CELVEX Group runs ZERODAY-2026-0005 -- WooCommerce Store API order total manipulation on every e-commerce scan. The wave-1 probe reads the WooCommerce version from readme.txt and checks whether the Store API responds on /wp-json/wc/store/v1/cart. When both conditions are true against a vulnerable version range, wave 3 runs a safe non-destructive replay test (no actual purchases, no fraudulent totals submitted to a live processor) that confirms whether the checkout endpoint honours a client-supplied totals block. High-severity finding when it triggers.

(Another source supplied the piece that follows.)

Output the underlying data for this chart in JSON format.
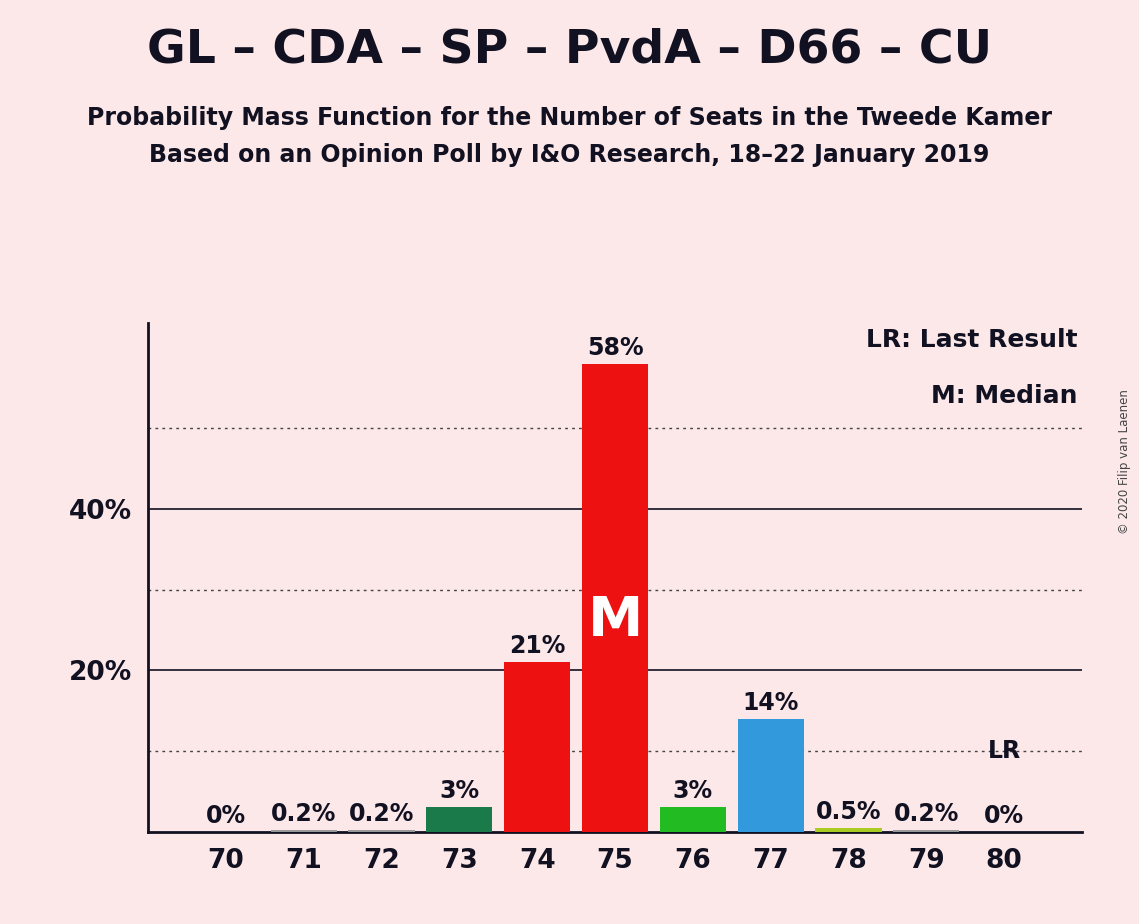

Module: core/test_catalog/_supplement_zeroday_2026-04-18.py, test_id ZERODAY-2026-0005.

What to do today

1. Upgrade WooCommerce to 9.6.3 or later. This is a standard plugin upgrade. It will require a staging test because WooCommerce minor versions occasionally break theme-specific customizations, but 9.6.3 is a security-only release with a narrow changelog.
2. If you cannot upgrade today, disable the Store API as a compensating control. In wp-config.php: define('WC_STORE_API_ENABLED', false);. This forces your checkout back to the legacy server-rendered path, which re-computes totals server-side regardless of version. Your block-based checkout page will stop working until you upgrade or re-enable -- flag this as a same-day fix.
3. Reconcile the last 90 days. Pull your Stripe / PayPal / Square transaction log, diff it against WooCommerce orders, and flag any order where the charged amount is less than 80% of the order total. That discrepancy threshold catches the fraud pattern without over-flagging legitimate discount codes.